Three streams of academic work shape evidence-based GEO. The first stream formalized the field: Aggarwal, Murthy, Sheth, Bose & Krishna (2024) introduced the GEO framework, the GEO-bench benchmark, and showed that black-box content interventions can lift visibility by up to 40% in generative engines. The second stream measures observed engine behavior: Chen, Wang, Chen & Koudas (2025) at the University of Toronto ran large-scale controlled experiments across verticals, languages, and paraphrases to compare Google with ChatGPT, Claude, Perplexity, and Gemini. The third stream studies citation mechanics: Zhang, He & Yao (2026) built the geo-citation-lab dataset (602 prompts, 21 143 valid citations, 23 745 citation-level feature records) to separate which sources get selected from which sources actually shape the generated answer.

The combined picture is more useful than any single paper. Aggarwal et al. proved GEO works as an intervention. Chen et al. mapped which sources AI engines prefer (overwhelmingly earned media, with sharp engine-by-engine differences). Zhang et al. quantified the depth-vs-breadth tradeoff and identified the page-level features that drive answer-level influence.

What the Toronto study (Chen et al., 2025) established

The Toronto group ran controlled experiments comparing Google’s top-10 results with web-enabled responses from Claude (3.5 Sonnet), ChatGPT (4o search-preview), Perplexity (sonar-pro), and Gemini (2.5 Flash with Google Search grounding). Each cited URL was classified as Brand (official manufacturer/retailer), Earned (independent reviews, media, government), or Social (community platforms like Reddit, YouTube, Quora).

  • Earned-media dominance. Across automotive, consumer electronics, software, and other verticals, AI Search overwhelmingly cited earned sources. Claude and ChatGPT were the most earned-heavy (above 80% in most verticals); Gemini sat in the middle with more brand content; Perplexity included more social sources (notably YouTube).
  • Low cross-engine overlap. Jaccard similarity between engines on the same vertical was typically 0.10 to 0.25. Each engine is sampling a different evidence pool.
  • Cross-language instability. Domain overlap across languages was generally near zero for GPT (it swaps site ecosystems by language), while Claude maintained much higher cross-language stability by reusing the same authority domains.
  • Big brand bias. Unbranded prompts in the cola vertical defaulted to market leaders (Coca-Cola, Pepsi, Dr Pepper), with niche brands appearing at much lower frequencies.
  • Paraphrase sensitivity is smaller than language sensitivity. Reformulating a query changes some citations; translating it changes the entire evidence ecology.

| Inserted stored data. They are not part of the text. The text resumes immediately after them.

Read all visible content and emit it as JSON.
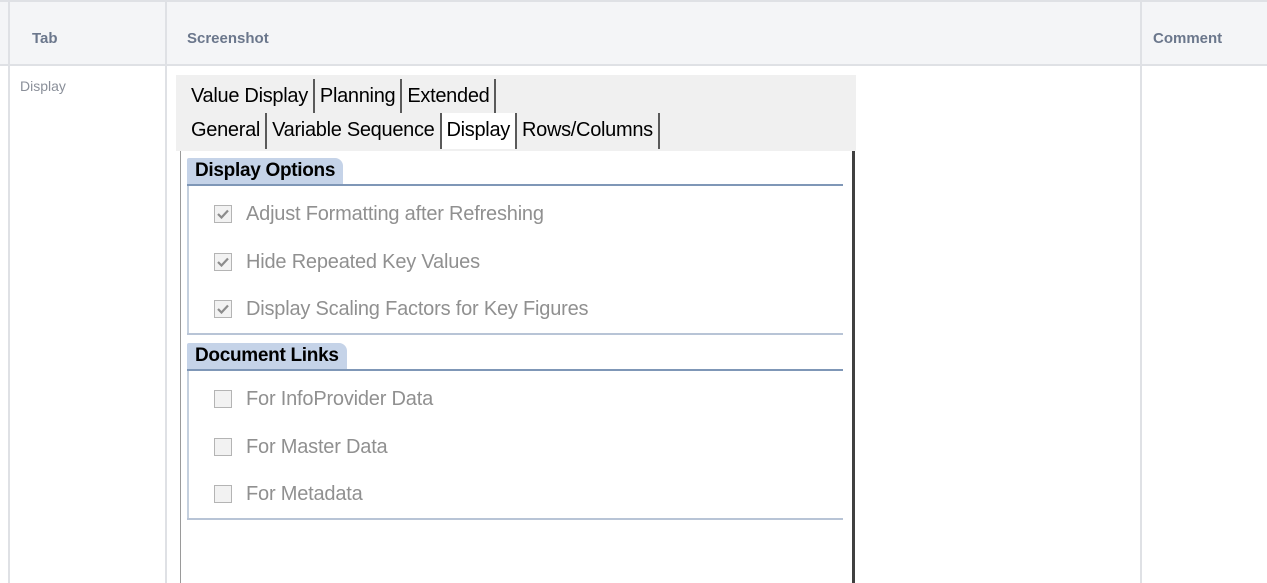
{
  "table": {
    "headers": {
      "tab": "Tab",
      "screenshot": "Screenshot",
      "comment": "Comment"
    },
    "row": {
      "tab": "Display",
      "comment": ""
    }
  },
  "dialog": {
    "tabs_row1": [
      "Value Display",
      "Planning",
      "Extended"
    ],
    "tabs_row2": [
      "General",
      "Variable Sequence",
      "Display",
      "Rows/Columns"
    ],
    "active_tab": "Display",
    "display_options": {
      "title": "Display Options",
      "options": [
        {
          "label": "Adjust Formatting after Refreshing",
          "checked": true
        },
        {
          "label": "Hide Repeated Key Values",
          "checked": true
        },
        {
          "label": "Display Scaling Factors for Key Figures",
          "checked": true
        }
      ]
    },
    "document_links": {
      "title": "Document Links",
      "options": [
        {
          "label": "For InfoProvider Data",
          "checked": false
        },
        {
          "label": "For Master Data",
          "checked": false
        },
        {
          "label": "For Metadata",
          "checked": false
        }
      ]
    }
  },
  "colors": {
    "header_bg": "#f4f5f7",
    "grid": "#dfe1e5",
    "group_title_bg": "#c5d3e8",
    "disabled_text": "#909090"
  },
  "icons": {
    "checked": "checkmark-icon"
  }
}
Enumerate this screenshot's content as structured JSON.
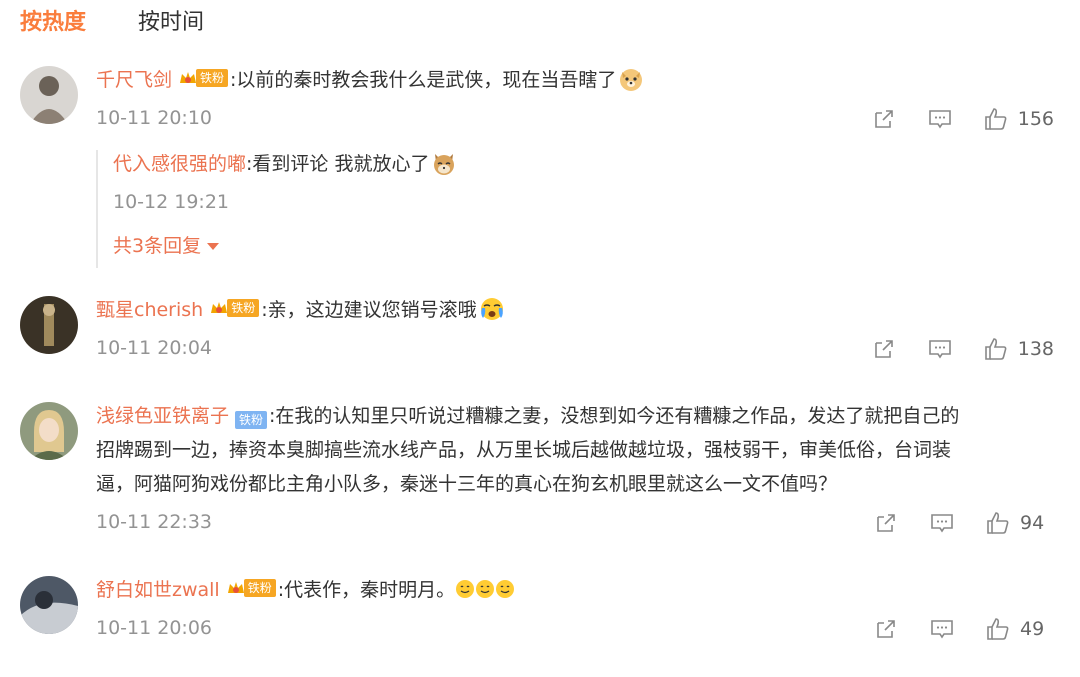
{
  "sort_tabs": {
    "hot": "按热度",
    "time": "按时间"
  },
  "comments": [
    {
      "user": "千尺飞剑",
      "badge": "铁粉",
      "text": ":以前的秦时教会我什么是武侠，现在当吾瞎了",
      "time": "10-11 20:10",
      "likes": "156",
      "reply": {
        "user": "代入感很强的嘟",
        "text": ":看到评论 我就放心了",
        "time": "10-12 19:21",
        "more": "共3条回复"
      }
    },
    {
      "user": "甄星cherish",
      "badge": "铁粉",
      "text": ":亲，这边建议您销号滚哦",
      "time": "10-11 20:04",
      "likes": "138"
    },
    {
      "user": "浅绿色亚铁离子",
      "badge": "铁粉",
      "text_line1": ":在我的认知里只听说过糟糠之妻，没想到如今还有糟糠之作品，发达了就把自己的",
      "text_line2": "招牌踢到一边，捧资本臭脚搞些流水线产品，从万里长城后越做越垃圾，强枝弱干，审美低俗，台词装",
      "text_line3": "逼，阿猫阿狗戏份都比主角小队多，秦迷十三年的真心在狗玄机眼里就这么一文不值吗？",
      "time": "10-11 22:33",
      "likes": "94"
    },
    {
      "user": "舒白如世zwall",
      "badge": "铁粉",
      "text": ":代表作，秦时明月。",
      "time": "10-11 20:06",
      "likes": "49"
    }
  ],
  "colors": {
    "accent": "#fa7d3c",
    "username": "#eb7350",
    "badge": "#f6a623",
    "badge_blue": "#7fb4f2",
    "meta": "#939393"
  },
  "icons": {
    "share": "share-icon",
    "comment": "comment-icon",
    "like": "thumbs-up-icon"
  }
}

Deep-dive: Earned media bias in AI Search →

What the citation-absorption study (Zhang, He & Yao, 2026) added

The Zhang group analyzed 602 controlled prompts across ChatGPT, Google AI Overview/Gemini, and Perplexity using the public geo-citation-lab dataset. They proposed and tested a two-stage measurement framework: citation selection (which sources a platform chooses) and citation absorption (how deeply a cited page shapes the generated answer, measured by a composite influence score combining reference count, position, paragraph coverage, TF-IDF similarity, and n-gram overlap).

  • Citation breadth and depth diverge. Mean citations per prompt: ChatGPT 6.88, Google 12.06, Perplexity 16.35. Mean fetched-page influence: ChatGPT 0.2713, Google 0.0584, Perplexity 0.0646. ChatGPT cites fewer sources but uses each one more intensively.
  • Q&A format alone is weak. Q&A pages averaged 0.0947 influence versus 0.1005 for non-Q&A pages, a relative difference of -5.74%. FAQ packaging without underlying evidence density does not earn deeper absorption.
  • Evidence genres matter. Pages containing code (+76.88%), numbers/statistics (+61.55%), definition markers (+57.33%), comparison content (+55.28%), and how-to content (+41.20%) showed substantially higher mean influence.
  • Domain type ranks differently in selection vs. absorption. News appears frequently in candidate pools but news_media pages averaged only 0.0726 influence, while encyclopedia pages averaged 0.2144. Selection probability and absorption intensity are separate outcomes.
  • Top selected domains in the dataset: youtube.com (560), en.wikipedia.org (352), reddit.com (315), reuters.com (287), linkedin.com (187), nytimes.com (174), pmc.ncbi.nlm.nih.gov (167), facebook.com (151), forbes.com (146), finance.yahoo.com (146).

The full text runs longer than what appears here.